Lama sebelum kutemukan apa yang ingin kutuliskan pada lembar kosong ini. Entah gara-gara terkooptasi ketertarikanku sendiri pada angka 100 atau sekedar bosan karena rutinitas yang membuatku terlihat sama. Atau mungkin waktu yang memang sedang bergerak cepat dan tak memberikan cukup ruang intim untukku dan lembar kosong bernomor spesial ini. Sampai akhirnya sebuah perjumpaan beberapa hari lalu, mendorongku untuk mengabadikan sebuah sosok, dengan sederhana, begitu saja.

Hari itu Jumat yang cerah. Perempuan berkerudung itu masih jelas kukenali dari jarak duapuluhan langkah darinya. Lalu sebuah pelukan dari wajah yang berkaca-kaca menyambutku pagi itu seolah pertanda bahwa kekesalanku akan buruknya pelayanan birokrasi rumah sakit yang kualami sehari sebelumnya akan terobati dengan pertemuan tak terduga ini.
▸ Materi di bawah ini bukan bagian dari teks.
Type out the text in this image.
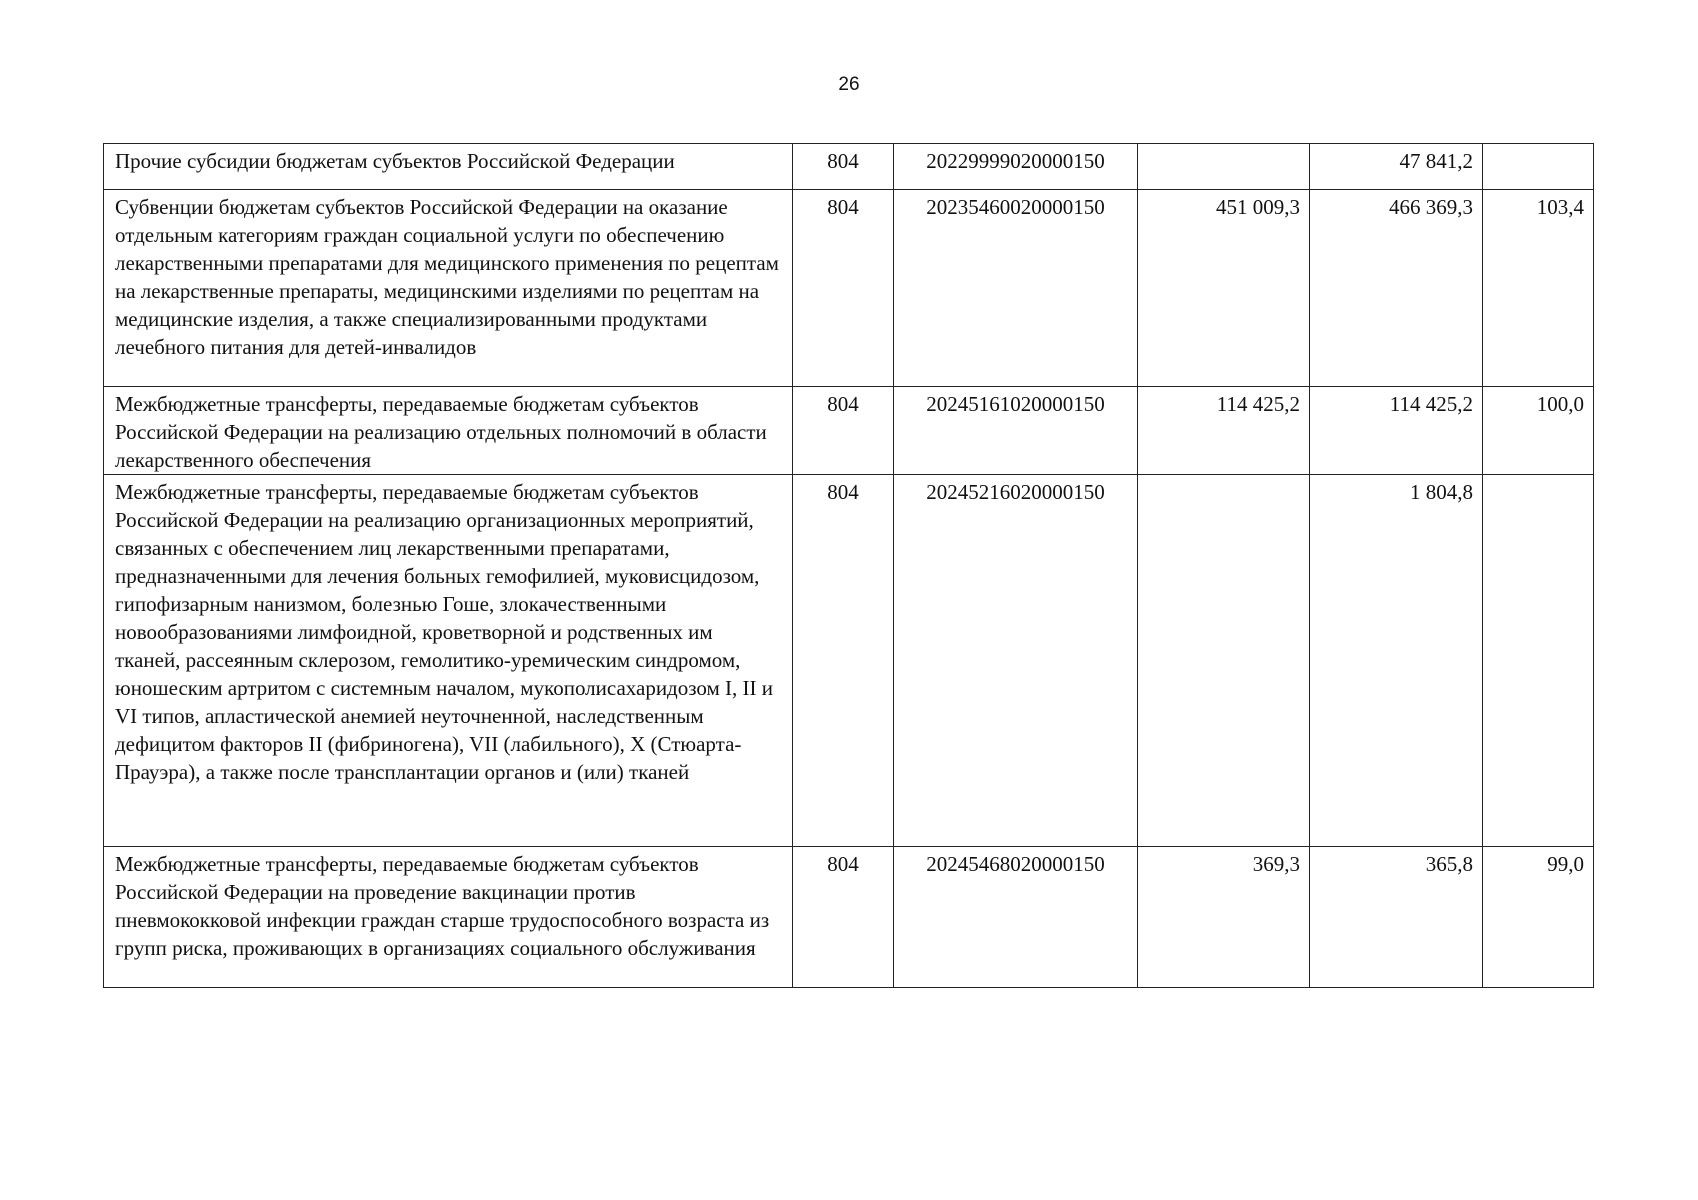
26
Прочие субсидии бюджетам субъектов Российской Федерации	804	20229999020000150		47 841,2	
Субвенции бюджетам субъектов Российской Федерации на оказание отдельным категориям граждан социальной услуги по обеспечению лекарственными препаратами для медицинского применения по рецептам на лекарственные препараты, медицинскими изделиями по рецептам на медицинские изделия, а также специализированными продуктами лечебного питания для детей-инвалидов	804	20235460020000150	451 009,3	466 369,3	103,4
Межбюджетные трансферты, передаваемые бюджетам субъектов Российской Федерации на реализацию отдельных полномочий в области лекарственного обеспечения	804	20245161020000150	114 425,2	114 425,2	100,0
Межбюджетные трансферты, передаваемые бюджетам субъектов Российской Федерации на реализацию организационных мероприятий, связанных с обеспечением лиц лекарственными препаратами, предназначенными для лечения больных гемофилией, муковисцидозом, гипофизарным нанизмом, болезнью Гоше, злокачественными новообразованиями лимфоидной, кроветворной и родственных им тканей, рассеянным склерозом, гемолитико-уремическим синдромом, юношеским артритом с системным началом, мукополисахаридозом I, II и VI типов, апластической анемией неуточненной, наследственным дефицитом факторов II (фибриногена), VII (лабильного), X (Стюарта-Прауэра), а также после трансплантации органов и (или) тканей	804	20245216020000150		1 804,8	
Межбюджетные трансферты, передаваемые бюджетам субъектов Российской Федерации на проведение вакцинации против пневмококковой инфекции граждан старше трудоспособного возраста из групп риска, проживающих в организациях социального обслуживания	804	20245468020000150	369,3	365,8	99,0
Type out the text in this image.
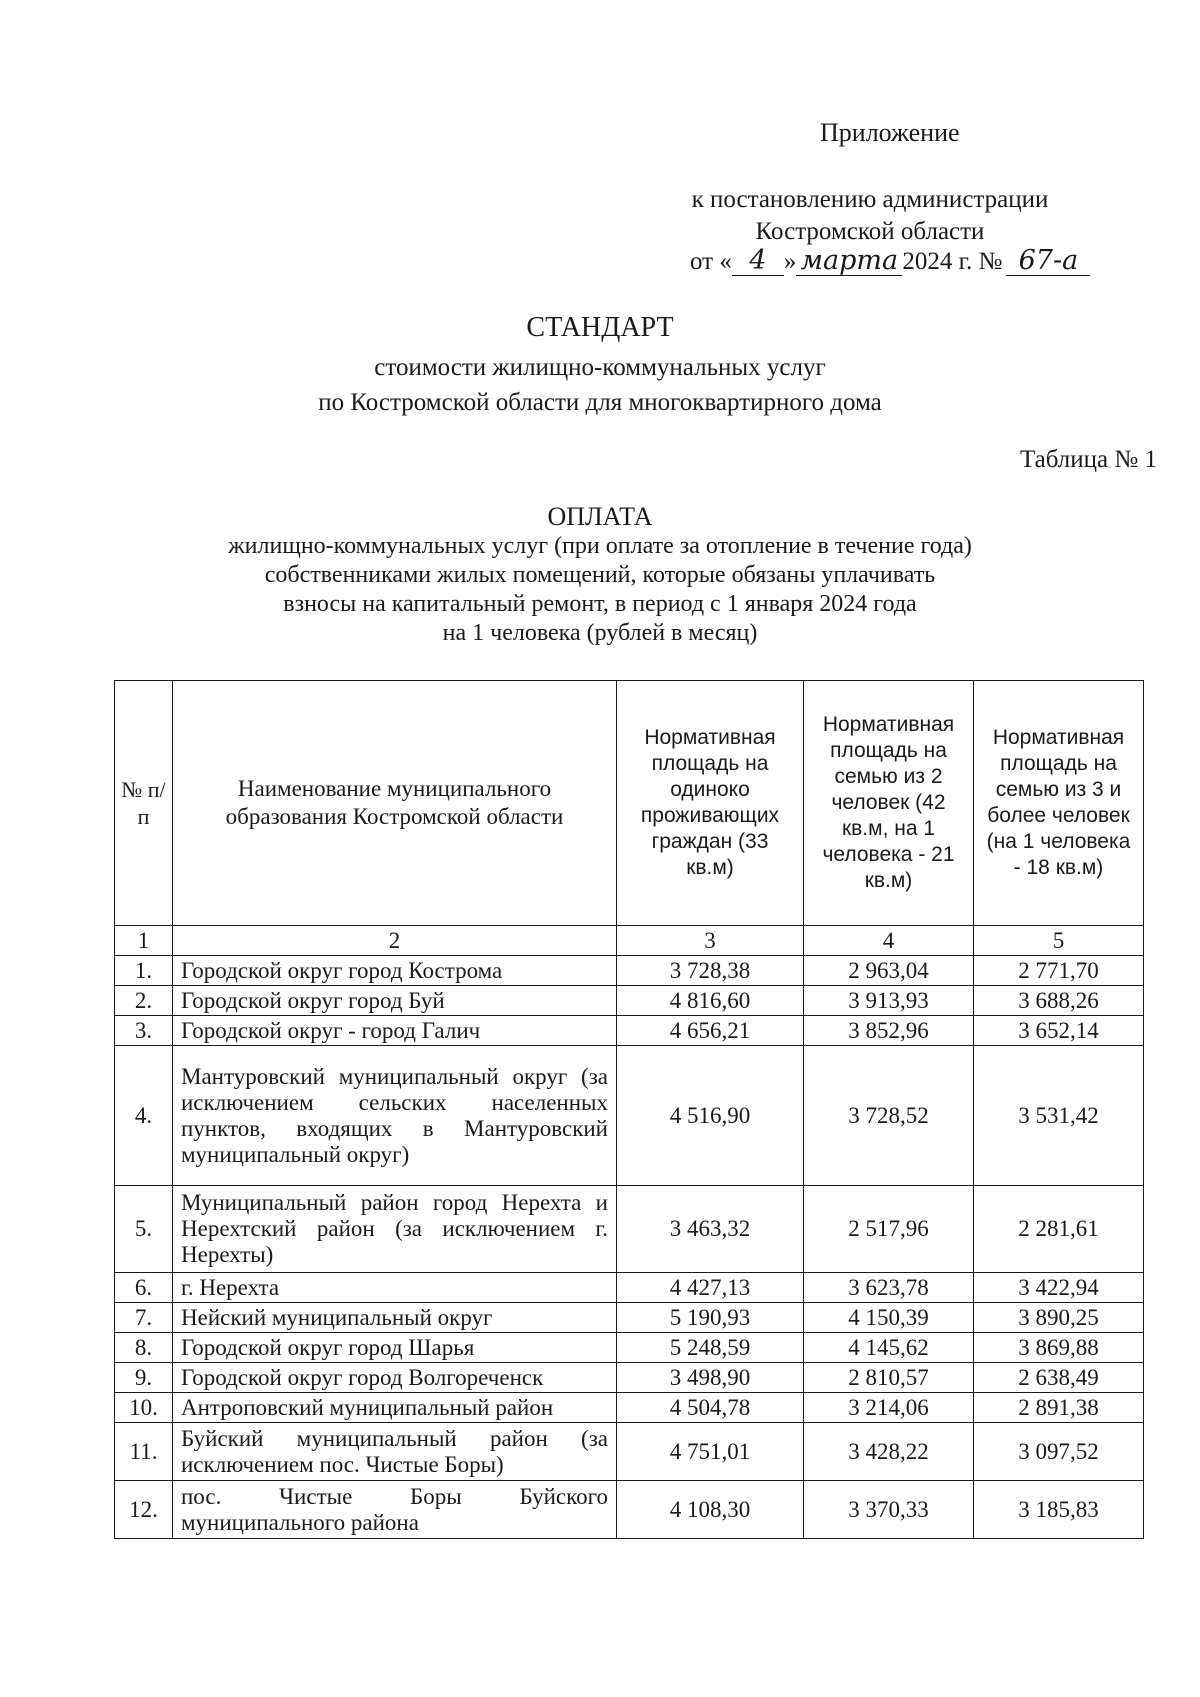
Приложение
к постановлению администрации
Костромской области
от « 4 » марта 2024 г. № 67-а
СТАНДАРТ
стоимости жилищно-коммунальных услуг
по Костромской области для многоквартирного дома
Таблица № 1
ОПЛАТА
жилищно-коммунальных услуг (при оплате за отопление в течение года)
собственниками жилых помещений, которые обязаны уплачивать
взносы на капитальный ремонт, в период с 1 января 2024 года
на 1 человека (рублей в месяц)
№ п/п	Наименование муниципального образования Костромской области	Нормативная площадь на одиноко проживающих граждан (33 кв.м)	Нормативная площадь на семью из 2 человек (42 кв.м, на 1 человека - 21 кв.м)	Нормативная площадь на семью из 3 и более человек (на 1 человека - 18 кв.м)
1	2	3	4	5
1.	Городской округ город Кострома	3 728,38	2 963,04	2 771,70
2.	Городской округ город Буй	4 816,60	3 913,93	3 688,26
3.	Городской округ - город Галич	4 656,21	3 852,96	3 652,14
4.	Мантуровский муниципальный округ (за исключением сельских населенных пунктов, входящих в Мантуровский муниципальный округ)	4 516,90	3 728,52	3 531,42
5.	Муниципальный район город Нерехта и Нерехтский район (за исключением г. Нерехты)	3 463,32	2 517,96	2 281,61
6.	г. Нерехта	4 427,13	3 623,78	3 422,94
7.	Нейский муниципальный округ	5 190,93	4 150,39	3 890,25
8.	Городской округ город Шарья	5 248,59	4 145,62	3 869,88
9.	Городской округ город Волгореченск	3 498,90	2 810,57	2 638,49
10.	Антроповский муниципальный район	4 504,78	3 214,06	2 891,38
11.	Буйский муниципальный район (за исключением пос. Чистые Боры)	4 751,01	3 428,22	3 097,52
12.	пос. Чистые Боры Буйского муниципального района	4 108,30	3 370,33	3 185,83
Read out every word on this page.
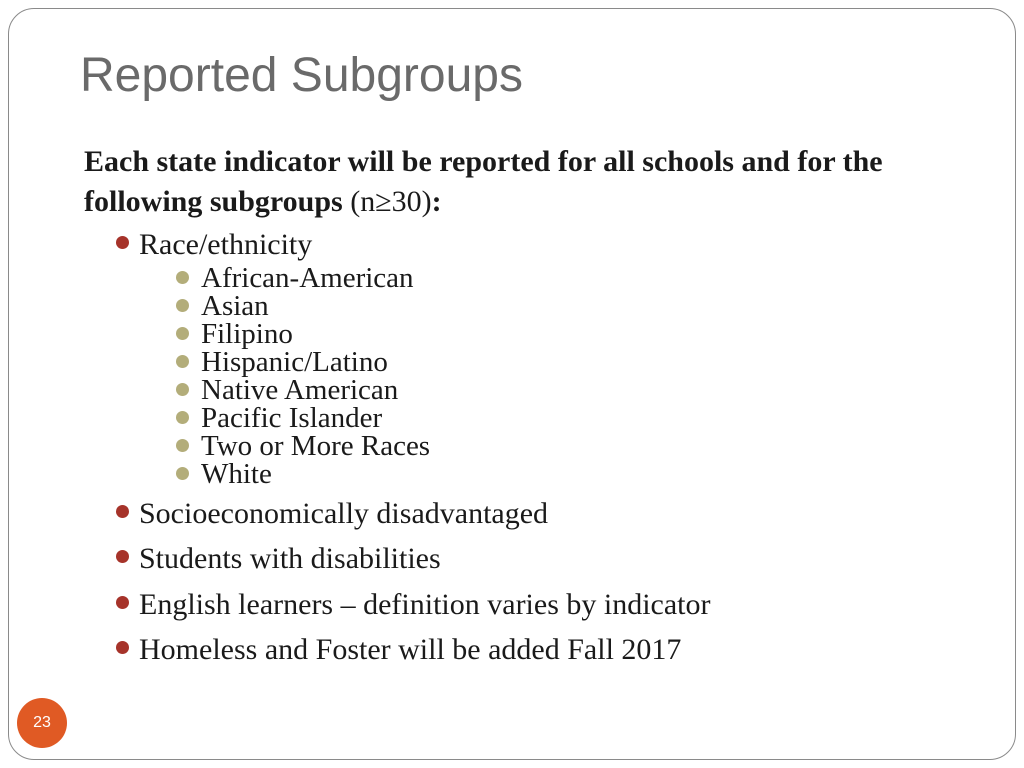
Reported Subgroups

Each state indicator will be reported for all schools and for the following subgroups (n≥30):

Race/ethnicity
African-American
Asian
Filipino
Hispanic/Latino
Native American
Pacific Islander
Two or More Races
White
Socioeconomically disadvantaged
Students with disabilities
English learners – definition varies by indicator
Homeless and Foster will be added Fall 2017
23
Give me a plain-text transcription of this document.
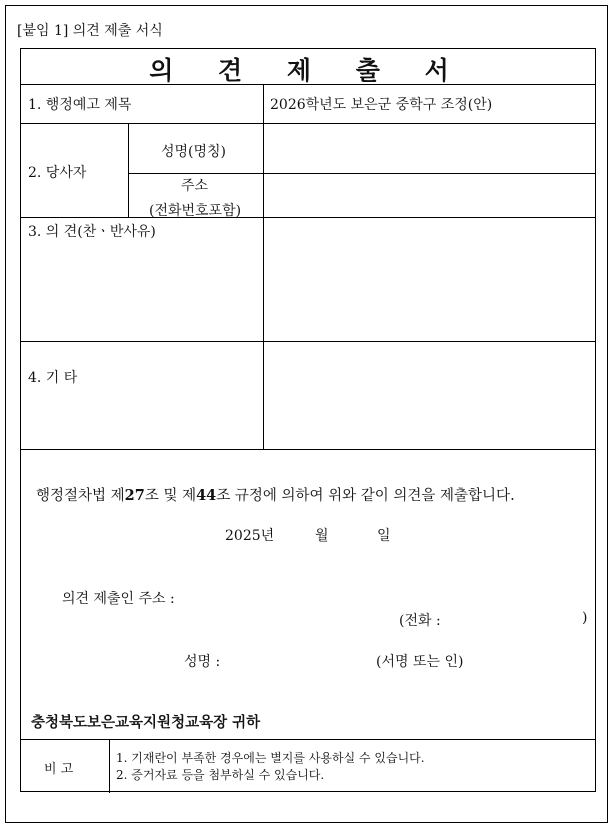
[붙임 1] 의견 제출 서식
의 견 제 출 서
1. 행정예고 제목	2026학년도 보은군 중학구 조정(안)
2. 당사자
성명(명칭)
주소
(전화번호포함)
3. 의 견(찬ㆍ반사유)
4. 기 타
행정절차법 제27조 및 제44조 규정에 의하여 위와 같이 의견을 제출합니다.
2025년	월	일
의견 제출인 주소 :
(전화 :	)
성명 :	(서명 또는 인)
충청북도보은교육지원청교육장 귀하
비 고
1. 기재란이 부족한 경우에는 별지를 사용하실 수 있습니다.
2. 증거자료 등을 첨부하실 수 있습니다.
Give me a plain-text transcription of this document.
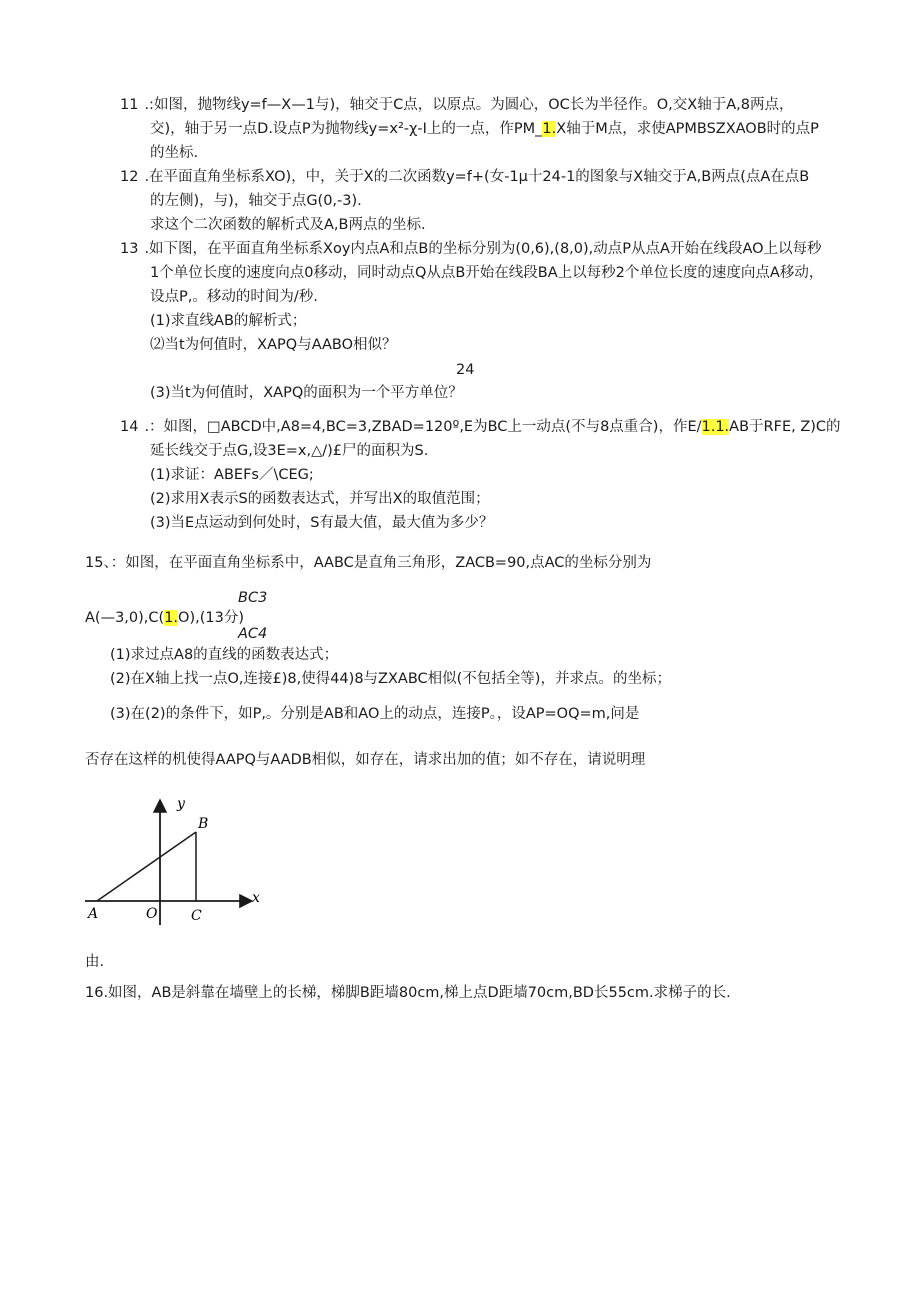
11 .:如图，抛物线y=f—X—1与)，轴交于C点，以原点。为圆心，OC长为半径作。O,交X轴于A,8两点，
交)，轴于另一点D.设点P为抛物线y=x²-χ-I上的一点，作PM_1.X轴于M点，求使APMBSZXAOB时的点P
的坐标.
12 .在平面直角坐标系XO)，中，关于X的二次函数y=f+(女-1µ十24-1的图象与X轴交于A,B两点(点A在点B
的左侧)，与)，轴交于点G(0,-3).
求这个二次函数的解析式及A,B两点的坐标.
13 .如下图，在平面直角坐标系Xoy内点A和点B的坐标分别为(0,6),(8,0),动点P从点A开始在线段AO上以每秒
1个单位长度的速度向点0移动，同时动点Q从点B开始在线段BA上以每秒2个单位长度的速度向点A移动，
设点P,。移动的时间为/秒.
(1)求直线AB的解析式；
⑵当t为何值时，XAPQ与AABO相似？
24
(3)当t为何值时，XAPQ的面积为一个平方单位？
14 .：如图，□ABCD中,A8=4,BC=3,ZBAD=120º,E为BC上一动点(不与8点重合)，作E/1.1.AB于RFE, Z)C的
延长线交于点G,设3E=x,△/)£尸的面积为S.
(1)求证：ABEFs／\CEG;
(2)求用X表示S的函数表达式，并写出X的取值范围；
(3)当E点运动到何处时，S有最大值，最大值为多少？
15、：如图，在平面直角坐标系中，AABC是直角三角形，ZACB=90,点AC的坐标分别为
BC3
A(—3,0),C(1.O),(13分)
AC4
(1)求过点A8的直线的函数表达式；
(2)在X轴上找一点O,连接£)8,使得44)8与ZXABC相似(不包括全等)，并求点。的坐标；
(3)在(2)的条件下，如P,。分别是AB和AO上的动点，连接P。，设AP=OQ=m,问是
否存在这样的机使得AAPQ与AADB相似，如存在，请求出加的值；如不存在，请说明理
y
x
A
B
O C
由.
16.如图，AB是斜靠在墙壁上的长梯，梯脚B距墙80cm,梯上点D距墙70cm,BD长55cm.求梯子的长.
Dan segera setelah kuselesaikan urusan administrasi yang membawaku kembali ke sekolah kampungku hari itu, ia mengajakku berkeliling kompleks, menyusuri selasar bangunan SD yang tak berubah banyak kecuali cat dinding yang berbeda dan lantai tegel yang kini berganti keramik berwarna cerah, sembari bertukar kabar dan mengurai memori yang merekam masa kecilku bersamanya. Tentang persinggungan hidup kami yang tak diisi legenda, hanya beberapa keping cerita sederhana yang dibungkus dengan cinta.

Sosoknya yang lembut, terlihat masih sama (jika tidak lebih kuat terpancar) dibanding dua dekade yang lalu. Sebuah stereotip guru ideal yang membuat dia dekat dengan sebagian besar muridnya. Toh, dibalik kelembutannya aku belum lupa akan ketegasan yang disimpannya seperti yang sering kualami saat siang sepulang sekolah di akhir Juli 1992. Waktu itu siang setelah bel pulang banyak dihabiskannya mengajariku tambahan jam pelajaran menjelang sebuah perlombaan cerdas cermat di Kabupaten. Jangan harap aku bisa pulang kalau soal belum terpecahkan. Maka hilang sudah sebagian besar jatah bermainku di sawah kala itu. Sungguh ia berubah menjadi seorang begitu disiplin dan keras, macam instruktur tentara negeri yang tak kenal kompromi. Lantas disetiap akhir sesi, seakan belum puas, dijejalkannya buku-buku pelajaran tebal dan perangkat keterampilan beraneka rupa ke dalam tas besar warna coklat milikku. "Yang ini dipelajari di rumah, besok harus selesai dan bisa", tuturnya. Kupikir seperti punya dua ibu yang berbeda tapi sama standar kedisiplinannya dan karena itu, aku ingat seringkali masam mukaku di sore sepulang sekolah. "Nanti, ketika kamu tersenyum dan berdiri menggenggam medali, kamu akan mengingat siang-siang ini", begitu ujarnya memotivasiku di suatu siang saat aku mengalami demotivasi. At that moment, I just dont know why, till the harvest time come.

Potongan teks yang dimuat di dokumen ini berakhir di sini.